Now players start using MOVs left and right. The PCs tell the doctor what’s happening, and say he needs to declare the Captain unfit for duty. They succeed, and get the chief of Security on their side as well. There’s a final confrontation on the bridge: the Captain, blinded by ambition, is unwilling to release the living crystals, while Moneaux backed up by everyone else orders him relieved of command. There’s a roll using the new help rules, and Moneaux succeeds, taking a MOV to say the shouting and protesting Captain is led away to the brig.
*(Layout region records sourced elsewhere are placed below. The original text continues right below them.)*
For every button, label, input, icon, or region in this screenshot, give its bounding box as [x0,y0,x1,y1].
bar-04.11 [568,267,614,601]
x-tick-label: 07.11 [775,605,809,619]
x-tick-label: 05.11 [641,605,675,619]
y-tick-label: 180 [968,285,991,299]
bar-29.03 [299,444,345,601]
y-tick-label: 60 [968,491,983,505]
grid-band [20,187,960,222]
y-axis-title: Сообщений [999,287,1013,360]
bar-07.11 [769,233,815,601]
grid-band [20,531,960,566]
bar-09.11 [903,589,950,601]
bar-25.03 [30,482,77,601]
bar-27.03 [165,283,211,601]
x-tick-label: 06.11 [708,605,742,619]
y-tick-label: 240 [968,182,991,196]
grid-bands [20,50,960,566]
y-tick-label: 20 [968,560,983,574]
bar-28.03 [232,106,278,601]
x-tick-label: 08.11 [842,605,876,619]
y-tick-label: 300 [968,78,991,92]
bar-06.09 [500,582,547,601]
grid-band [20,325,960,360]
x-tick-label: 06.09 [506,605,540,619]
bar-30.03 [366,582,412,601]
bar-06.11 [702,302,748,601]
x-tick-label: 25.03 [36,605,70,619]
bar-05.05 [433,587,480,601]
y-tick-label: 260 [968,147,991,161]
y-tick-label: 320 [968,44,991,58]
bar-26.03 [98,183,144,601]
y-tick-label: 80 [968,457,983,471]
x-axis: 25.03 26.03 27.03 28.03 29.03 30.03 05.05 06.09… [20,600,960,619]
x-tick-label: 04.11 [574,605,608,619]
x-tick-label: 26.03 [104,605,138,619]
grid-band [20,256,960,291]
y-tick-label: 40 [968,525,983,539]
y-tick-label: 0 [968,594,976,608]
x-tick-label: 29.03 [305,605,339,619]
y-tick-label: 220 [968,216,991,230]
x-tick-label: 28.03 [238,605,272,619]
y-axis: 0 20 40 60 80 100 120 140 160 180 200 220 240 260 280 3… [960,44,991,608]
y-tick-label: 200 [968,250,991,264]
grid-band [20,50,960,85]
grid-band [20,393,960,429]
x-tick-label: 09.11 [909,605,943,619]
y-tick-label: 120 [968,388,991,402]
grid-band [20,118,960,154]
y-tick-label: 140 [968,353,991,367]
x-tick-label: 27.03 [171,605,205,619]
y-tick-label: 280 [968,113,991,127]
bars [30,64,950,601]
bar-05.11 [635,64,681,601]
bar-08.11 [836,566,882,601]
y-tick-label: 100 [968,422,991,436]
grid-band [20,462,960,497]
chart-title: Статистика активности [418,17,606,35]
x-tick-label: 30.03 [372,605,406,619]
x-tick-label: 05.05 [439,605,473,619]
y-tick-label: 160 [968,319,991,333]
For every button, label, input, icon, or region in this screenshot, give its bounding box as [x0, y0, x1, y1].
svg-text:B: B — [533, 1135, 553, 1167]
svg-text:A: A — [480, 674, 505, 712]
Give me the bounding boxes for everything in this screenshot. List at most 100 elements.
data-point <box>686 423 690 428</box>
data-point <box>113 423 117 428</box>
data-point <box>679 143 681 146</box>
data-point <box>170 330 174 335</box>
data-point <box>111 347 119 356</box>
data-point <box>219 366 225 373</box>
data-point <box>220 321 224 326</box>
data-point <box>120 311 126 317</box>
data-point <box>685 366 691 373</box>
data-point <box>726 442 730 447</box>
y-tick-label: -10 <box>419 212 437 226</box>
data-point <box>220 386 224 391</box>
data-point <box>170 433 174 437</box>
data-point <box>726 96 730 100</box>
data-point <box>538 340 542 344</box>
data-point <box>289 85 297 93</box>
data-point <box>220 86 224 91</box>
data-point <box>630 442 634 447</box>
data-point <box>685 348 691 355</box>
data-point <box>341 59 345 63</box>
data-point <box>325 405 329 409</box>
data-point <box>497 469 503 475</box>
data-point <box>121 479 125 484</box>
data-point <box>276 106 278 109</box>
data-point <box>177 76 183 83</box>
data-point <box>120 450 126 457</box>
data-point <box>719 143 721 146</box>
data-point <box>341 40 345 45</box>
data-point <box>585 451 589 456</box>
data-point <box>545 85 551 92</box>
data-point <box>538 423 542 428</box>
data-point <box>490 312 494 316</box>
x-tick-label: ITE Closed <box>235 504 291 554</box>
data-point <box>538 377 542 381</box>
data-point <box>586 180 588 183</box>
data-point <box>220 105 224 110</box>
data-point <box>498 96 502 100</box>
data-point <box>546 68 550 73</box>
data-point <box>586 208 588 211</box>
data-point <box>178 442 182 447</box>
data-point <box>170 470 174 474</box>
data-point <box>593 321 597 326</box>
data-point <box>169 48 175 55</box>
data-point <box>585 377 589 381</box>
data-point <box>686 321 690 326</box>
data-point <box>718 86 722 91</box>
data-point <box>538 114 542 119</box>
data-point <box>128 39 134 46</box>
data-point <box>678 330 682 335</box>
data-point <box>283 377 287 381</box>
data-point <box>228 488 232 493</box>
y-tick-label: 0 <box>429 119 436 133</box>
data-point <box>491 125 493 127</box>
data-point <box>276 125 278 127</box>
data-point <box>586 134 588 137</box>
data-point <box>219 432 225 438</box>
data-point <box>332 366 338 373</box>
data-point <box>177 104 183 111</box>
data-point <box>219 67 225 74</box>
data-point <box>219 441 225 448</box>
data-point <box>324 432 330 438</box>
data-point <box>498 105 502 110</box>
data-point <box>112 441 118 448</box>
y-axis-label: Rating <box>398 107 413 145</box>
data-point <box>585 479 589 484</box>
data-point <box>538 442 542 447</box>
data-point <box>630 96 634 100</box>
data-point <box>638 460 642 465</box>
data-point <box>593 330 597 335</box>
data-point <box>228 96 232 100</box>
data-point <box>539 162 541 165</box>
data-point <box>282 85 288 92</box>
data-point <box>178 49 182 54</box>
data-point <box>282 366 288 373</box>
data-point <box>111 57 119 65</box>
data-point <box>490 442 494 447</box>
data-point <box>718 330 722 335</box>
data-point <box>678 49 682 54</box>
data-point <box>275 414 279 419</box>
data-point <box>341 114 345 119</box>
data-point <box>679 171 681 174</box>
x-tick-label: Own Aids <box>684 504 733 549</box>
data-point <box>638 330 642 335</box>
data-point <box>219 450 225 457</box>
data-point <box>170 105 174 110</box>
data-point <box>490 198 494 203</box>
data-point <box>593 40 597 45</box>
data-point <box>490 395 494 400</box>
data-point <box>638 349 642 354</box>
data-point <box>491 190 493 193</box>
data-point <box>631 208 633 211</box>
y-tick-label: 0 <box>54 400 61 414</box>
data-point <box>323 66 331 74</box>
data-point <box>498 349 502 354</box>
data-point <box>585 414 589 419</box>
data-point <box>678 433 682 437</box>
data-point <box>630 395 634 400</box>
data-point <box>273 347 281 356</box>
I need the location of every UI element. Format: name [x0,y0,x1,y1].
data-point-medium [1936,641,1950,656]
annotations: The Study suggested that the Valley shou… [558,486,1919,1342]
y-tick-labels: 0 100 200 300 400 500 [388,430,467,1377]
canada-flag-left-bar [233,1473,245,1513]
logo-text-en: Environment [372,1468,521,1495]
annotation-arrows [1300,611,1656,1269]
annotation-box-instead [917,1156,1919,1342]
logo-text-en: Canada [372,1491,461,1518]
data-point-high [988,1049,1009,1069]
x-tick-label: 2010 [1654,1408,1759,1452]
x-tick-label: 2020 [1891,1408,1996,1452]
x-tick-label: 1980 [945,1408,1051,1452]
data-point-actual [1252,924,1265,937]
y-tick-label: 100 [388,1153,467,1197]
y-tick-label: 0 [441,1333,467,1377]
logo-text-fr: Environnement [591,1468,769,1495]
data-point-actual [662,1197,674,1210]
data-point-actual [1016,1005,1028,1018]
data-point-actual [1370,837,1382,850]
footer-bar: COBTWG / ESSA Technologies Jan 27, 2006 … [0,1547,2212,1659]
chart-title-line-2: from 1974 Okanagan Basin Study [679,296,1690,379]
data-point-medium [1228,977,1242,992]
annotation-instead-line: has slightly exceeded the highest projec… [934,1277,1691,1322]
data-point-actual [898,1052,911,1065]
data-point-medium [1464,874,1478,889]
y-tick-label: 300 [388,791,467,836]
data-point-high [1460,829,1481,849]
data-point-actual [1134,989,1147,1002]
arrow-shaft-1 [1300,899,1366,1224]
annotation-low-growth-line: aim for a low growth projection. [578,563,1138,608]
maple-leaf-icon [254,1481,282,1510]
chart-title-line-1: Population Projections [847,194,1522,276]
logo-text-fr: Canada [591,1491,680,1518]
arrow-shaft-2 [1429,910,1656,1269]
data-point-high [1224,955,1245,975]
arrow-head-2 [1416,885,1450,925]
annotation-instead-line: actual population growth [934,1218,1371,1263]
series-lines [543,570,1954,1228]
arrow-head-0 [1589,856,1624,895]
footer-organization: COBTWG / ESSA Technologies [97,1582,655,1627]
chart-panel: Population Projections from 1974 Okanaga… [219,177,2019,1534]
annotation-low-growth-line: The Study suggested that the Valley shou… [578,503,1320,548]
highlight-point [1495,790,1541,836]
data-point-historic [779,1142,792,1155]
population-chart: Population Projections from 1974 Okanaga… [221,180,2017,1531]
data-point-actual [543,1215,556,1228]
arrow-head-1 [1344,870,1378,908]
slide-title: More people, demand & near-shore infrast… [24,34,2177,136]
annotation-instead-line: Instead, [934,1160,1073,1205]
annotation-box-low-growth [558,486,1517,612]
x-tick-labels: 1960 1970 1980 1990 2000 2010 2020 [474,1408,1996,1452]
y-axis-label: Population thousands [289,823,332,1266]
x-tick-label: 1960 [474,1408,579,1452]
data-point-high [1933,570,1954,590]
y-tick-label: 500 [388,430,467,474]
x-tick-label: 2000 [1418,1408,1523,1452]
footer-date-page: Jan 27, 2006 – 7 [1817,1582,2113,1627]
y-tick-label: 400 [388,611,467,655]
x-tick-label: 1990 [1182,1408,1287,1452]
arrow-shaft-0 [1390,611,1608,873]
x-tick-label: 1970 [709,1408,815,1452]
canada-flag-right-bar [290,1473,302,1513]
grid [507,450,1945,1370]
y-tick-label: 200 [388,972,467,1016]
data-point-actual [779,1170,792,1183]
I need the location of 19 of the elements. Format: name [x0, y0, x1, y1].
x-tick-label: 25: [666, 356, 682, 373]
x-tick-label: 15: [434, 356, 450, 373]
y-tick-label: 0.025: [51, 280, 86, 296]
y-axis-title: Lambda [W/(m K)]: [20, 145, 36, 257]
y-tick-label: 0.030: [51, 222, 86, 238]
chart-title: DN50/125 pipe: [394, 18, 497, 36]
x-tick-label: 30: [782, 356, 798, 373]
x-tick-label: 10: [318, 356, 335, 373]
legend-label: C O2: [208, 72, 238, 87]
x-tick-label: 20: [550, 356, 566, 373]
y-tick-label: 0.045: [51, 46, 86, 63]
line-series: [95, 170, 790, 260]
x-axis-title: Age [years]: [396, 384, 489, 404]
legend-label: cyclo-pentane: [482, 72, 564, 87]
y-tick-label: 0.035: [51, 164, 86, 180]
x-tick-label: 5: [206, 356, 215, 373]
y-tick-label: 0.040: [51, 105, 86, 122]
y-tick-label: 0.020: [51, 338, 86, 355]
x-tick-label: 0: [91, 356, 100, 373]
The crystals are freed, the engines start working again, and they steer clear of the neutral zone. The crystals ask the Shantar for a ride back to their home world, it’s a lovely first contact situation, and the session is over.
The second half of the game was a lot more fun than the first half, I think we all agreed on that. Now, did the first half fail because of some mistake I made in applying the Pool? Or was it because investigation is just the wrong kind of situation to use the Pool for? Or some other reason?
Anyway, I look forward to your observations and comments! And of course players of the game feel free to chime in, I welcome your thoughts.